A single issue of 1954 is the first for which Queen Elizabeth graced the obverse, a change that turned out to go along with a drastic reduction in size. The issues from 1956 to 1973, the small cents as it were, complete the denomination, this time struck in a scalloped shape.

Next, the larger coins. Larger denomination British Honduran coins have one thing in common — they all began as silver issues, even the little 5-cent pieces of 1894. Along with the small 5-cent coins, which had only a 0.0346-ounce silver content, were 10-cent, 25-cent, and 50-cent pieces dated 1894, and all showing a crowned Queen Victoria on the obverse and the value on the reverse. A date set of just the 1894 issues might serve as a good starting point for what could become a larger collection from this small colony.

Coins lose silver over time

As the 19th century ended and the 20th century unfolded, some of the colony’s denominations had their precious metal content degraded or completely removed. 

The 5-cent pieces were the first of the coins of British Honduras to see their silver removed, as the issue of 1907 (only the second year the denomination was minted) was made of copper-nickel. 

This composition served for the issues under Kings Edward and both Georges, until 1942, when the composition changed to nickel-brass, until the end of the series.

The three higher denominations fared somewhat better in retaining precious metal content.

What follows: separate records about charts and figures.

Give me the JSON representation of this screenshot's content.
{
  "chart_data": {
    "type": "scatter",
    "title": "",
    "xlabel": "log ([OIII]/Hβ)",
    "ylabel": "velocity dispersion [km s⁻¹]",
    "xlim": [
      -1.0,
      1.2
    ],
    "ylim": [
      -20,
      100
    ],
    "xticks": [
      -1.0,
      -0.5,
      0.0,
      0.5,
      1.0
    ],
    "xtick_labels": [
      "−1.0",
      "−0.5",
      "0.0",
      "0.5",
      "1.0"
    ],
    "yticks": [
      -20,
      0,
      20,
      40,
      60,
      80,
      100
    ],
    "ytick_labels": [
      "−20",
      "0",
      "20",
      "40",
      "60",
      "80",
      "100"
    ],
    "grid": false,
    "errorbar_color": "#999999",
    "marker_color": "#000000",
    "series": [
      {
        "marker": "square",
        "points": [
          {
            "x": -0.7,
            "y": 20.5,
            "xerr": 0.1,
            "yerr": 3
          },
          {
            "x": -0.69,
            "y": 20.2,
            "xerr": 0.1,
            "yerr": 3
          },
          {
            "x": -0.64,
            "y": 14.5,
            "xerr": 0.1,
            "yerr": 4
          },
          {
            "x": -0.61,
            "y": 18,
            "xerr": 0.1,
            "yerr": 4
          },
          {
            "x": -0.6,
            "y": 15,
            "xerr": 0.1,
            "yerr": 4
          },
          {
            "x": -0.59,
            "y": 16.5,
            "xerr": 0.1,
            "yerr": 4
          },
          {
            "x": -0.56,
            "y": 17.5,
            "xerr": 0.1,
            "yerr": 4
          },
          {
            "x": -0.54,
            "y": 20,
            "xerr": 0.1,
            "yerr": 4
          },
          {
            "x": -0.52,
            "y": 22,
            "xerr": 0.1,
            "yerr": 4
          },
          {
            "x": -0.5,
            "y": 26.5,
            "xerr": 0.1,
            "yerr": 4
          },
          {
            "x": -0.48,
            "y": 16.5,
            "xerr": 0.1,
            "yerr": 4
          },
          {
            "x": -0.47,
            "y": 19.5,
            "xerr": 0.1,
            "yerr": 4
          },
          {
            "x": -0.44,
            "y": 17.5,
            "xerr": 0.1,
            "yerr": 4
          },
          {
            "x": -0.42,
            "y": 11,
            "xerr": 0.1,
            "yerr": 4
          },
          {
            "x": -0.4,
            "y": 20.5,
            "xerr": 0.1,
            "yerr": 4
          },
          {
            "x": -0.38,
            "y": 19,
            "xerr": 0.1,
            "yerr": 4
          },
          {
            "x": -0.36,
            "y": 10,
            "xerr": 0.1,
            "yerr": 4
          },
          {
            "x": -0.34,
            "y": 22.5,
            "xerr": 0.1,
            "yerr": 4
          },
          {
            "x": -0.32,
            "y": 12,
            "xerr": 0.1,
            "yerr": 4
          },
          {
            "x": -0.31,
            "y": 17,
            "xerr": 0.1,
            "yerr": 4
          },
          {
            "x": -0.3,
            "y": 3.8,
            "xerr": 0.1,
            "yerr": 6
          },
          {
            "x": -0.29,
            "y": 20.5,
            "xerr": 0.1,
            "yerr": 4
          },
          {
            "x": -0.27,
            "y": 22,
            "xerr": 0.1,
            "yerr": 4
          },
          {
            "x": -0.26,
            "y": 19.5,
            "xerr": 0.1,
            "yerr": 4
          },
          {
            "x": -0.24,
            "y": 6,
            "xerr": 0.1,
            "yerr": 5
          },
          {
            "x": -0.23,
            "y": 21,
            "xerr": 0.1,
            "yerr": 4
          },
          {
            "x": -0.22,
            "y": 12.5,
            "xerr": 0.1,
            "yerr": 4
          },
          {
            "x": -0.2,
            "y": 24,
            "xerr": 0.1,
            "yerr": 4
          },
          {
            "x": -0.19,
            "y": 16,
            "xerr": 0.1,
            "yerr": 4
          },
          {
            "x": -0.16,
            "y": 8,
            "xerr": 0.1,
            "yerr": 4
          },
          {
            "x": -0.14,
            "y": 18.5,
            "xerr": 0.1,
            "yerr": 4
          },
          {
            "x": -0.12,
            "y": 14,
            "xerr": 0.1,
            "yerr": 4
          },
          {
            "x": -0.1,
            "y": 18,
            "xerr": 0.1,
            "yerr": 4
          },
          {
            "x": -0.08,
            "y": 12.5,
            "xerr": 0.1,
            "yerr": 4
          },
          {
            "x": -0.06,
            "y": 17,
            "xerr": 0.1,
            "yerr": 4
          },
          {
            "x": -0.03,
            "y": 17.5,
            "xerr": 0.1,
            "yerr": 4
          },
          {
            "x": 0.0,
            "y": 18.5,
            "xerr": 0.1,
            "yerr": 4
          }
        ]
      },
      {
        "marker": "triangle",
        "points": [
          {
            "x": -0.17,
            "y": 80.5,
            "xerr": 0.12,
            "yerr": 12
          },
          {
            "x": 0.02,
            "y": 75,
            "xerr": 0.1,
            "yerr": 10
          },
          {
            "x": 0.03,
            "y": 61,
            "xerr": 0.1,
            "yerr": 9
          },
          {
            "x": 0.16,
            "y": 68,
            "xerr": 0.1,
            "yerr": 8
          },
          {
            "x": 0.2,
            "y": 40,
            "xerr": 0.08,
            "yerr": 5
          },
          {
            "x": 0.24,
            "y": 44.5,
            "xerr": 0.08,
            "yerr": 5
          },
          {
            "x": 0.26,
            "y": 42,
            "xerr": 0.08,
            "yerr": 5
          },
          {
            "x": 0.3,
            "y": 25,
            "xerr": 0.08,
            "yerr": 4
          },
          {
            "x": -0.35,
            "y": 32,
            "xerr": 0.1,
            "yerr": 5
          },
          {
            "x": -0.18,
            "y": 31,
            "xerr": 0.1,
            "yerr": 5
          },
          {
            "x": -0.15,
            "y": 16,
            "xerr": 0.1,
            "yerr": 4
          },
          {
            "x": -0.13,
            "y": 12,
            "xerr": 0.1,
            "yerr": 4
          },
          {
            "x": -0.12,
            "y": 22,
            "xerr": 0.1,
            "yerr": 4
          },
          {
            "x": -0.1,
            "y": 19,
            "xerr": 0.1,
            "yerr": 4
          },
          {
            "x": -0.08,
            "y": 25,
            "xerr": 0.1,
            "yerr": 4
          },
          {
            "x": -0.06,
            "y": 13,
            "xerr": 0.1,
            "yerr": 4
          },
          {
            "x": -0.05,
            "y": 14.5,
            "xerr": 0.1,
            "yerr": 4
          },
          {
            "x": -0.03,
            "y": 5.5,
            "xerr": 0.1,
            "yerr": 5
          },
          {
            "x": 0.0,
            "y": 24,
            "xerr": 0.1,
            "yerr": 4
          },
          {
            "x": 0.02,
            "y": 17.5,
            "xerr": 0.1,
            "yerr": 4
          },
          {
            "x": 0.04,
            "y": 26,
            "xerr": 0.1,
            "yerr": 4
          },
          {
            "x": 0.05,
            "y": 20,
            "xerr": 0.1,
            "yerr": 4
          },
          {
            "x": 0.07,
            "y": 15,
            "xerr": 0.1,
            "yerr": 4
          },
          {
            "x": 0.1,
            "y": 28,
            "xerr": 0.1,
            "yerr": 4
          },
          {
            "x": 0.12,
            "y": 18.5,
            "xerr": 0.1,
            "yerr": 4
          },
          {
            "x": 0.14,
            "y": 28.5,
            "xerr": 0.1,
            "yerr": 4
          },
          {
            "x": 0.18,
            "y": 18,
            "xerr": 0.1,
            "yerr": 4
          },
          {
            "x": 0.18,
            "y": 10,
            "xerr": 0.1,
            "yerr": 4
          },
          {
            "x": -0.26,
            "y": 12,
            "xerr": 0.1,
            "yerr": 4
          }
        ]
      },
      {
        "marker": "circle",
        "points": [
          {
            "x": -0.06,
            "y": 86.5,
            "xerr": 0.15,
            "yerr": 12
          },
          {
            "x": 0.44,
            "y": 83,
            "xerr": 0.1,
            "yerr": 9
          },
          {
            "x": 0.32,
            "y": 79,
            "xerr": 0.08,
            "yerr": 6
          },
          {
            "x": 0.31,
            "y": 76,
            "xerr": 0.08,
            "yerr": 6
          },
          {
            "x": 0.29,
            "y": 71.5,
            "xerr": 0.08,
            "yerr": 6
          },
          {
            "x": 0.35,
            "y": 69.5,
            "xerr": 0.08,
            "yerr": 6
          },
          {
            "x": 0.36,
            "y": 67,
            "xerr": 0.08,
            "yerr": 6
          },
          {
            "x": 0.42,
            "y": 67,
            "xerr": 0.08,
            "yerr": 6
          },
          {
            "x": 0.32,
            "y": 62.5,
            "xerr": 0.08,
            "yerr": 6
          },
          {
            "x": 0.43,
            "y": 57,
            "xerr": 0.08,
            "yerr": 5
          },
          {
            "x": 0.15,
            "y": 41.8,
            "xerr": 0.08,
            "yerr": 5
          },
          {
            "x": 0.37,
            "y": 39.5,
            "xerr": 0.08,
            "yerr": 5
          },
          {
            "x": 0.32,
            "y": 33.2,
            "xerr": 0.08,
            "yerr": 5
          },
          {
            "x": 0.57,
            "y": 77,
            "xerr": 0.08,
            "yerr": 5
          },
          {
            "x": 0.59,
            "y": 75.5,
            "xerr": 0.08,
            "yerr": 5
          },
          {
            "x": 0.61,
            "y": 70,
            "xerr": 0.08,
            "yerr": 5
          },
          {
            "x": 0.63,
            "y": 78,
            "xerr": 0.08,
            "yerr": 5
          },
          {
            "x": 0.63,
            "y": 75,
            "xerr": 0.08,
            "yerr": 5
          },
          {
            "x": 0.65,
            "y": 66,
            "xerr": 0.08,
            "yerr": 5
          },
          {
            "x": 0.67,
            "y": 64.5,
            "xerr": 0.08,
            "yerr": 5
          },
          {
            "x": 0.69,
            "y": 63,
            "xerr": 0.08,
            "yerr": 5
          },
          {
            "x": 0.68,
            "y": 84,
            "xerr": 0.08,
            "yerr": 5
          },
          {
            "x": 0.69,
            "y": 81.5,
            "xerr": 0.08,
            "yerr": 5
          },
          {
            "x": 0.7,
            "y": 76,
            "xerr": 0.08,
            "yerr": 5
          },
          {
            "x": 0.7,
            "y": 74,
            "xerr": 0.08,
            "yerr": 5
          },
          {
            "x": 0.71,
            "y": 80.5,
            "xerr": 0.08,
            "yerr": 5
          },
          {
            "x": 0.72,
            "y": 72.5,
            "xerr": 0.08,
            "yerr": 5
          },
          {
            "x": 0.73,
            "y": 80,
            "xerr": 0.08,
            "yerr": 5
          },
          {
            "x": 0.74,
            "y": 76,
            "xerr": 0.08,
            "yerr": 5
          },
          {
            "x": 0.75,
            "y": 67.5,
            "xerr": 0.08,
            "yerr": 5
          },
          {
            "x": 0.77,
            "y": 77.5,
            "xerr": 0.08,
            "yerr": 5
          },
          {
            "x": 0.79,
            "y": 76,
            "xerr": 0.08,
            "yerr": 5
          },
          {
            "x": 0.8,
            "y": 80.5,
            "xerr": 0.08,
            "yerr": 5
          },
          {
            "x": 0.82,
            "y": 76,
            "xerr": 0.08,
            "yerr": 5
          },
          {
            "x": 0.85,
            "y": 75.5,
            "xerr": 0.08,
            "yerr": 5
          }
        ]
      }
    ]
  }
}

The 10-cent pieces were produced in silver up until 1946, when they were changed to copper-nickel. The 25-cent pieces saw the switch to copper-nickel in 1952. And the big 50-cent pieces hung onto their silver until 1954. After those dates, each subsequently was produced in copper-nickel to the colony’s final days.

For a collector who wishes to assemble the coins of British Honduras into one set, an obvious line or border is the point at which the coins went from being minted in silver to being produced in a base metal, copper-nickel alloy. All of those made in base metal are going to be very inexpensive, with the possible exception of the few Proof examples produced as far back as 1894. But even those Proof coins are not particularly costly for the avid collector today, simply because the modern collector base for such coins is not all that large.

Collecting approaches vary

A bigger challenge would be trying to assemble the silver versions of each of these coins, and in higher circulated or Uncirculated condition when possible. 

As mentioned, there is not too much to gather when it comes to the 5-cent piece, but some of the larger denominations will require a bit of patience. 

For example, the 25-cent pieces and the big 50-cent pieces were coined in 1894 and 1895, then again in 1897 and 1901, then with King Edward’s royal image in 1906 and 1907, then with George V’s face in 1911 and 1919. The 25-cent pieces each contain 0.1728 ounce of the precious metal, while the 50-cent pieces have exactly twice that much, 0.3456 ounce in them.

Thus, even worn examples are pegged to the price of silver (which is $5.18 per 50-cent piece when silver trades at $15 per ounce), and it’s fair to expect a premium for any examples preserved in grades at About Uncirculated or any level of Uncirculated. But that’s the heart and soul of the challenge — patiently searching for each coin in a grade that still has some eye appeal.

The independent nation that arose from the colony of British Honduras is Belize. 

The first coins to proclaim “Belize” on them, back in the 1970s, still also bore the image of Queen Elizabeth on their obverses, but the days of a colony known as British Honduras had passed. 

One legacy of that time is a wonderfully easy and engaging series of coins waiting for the interested collector.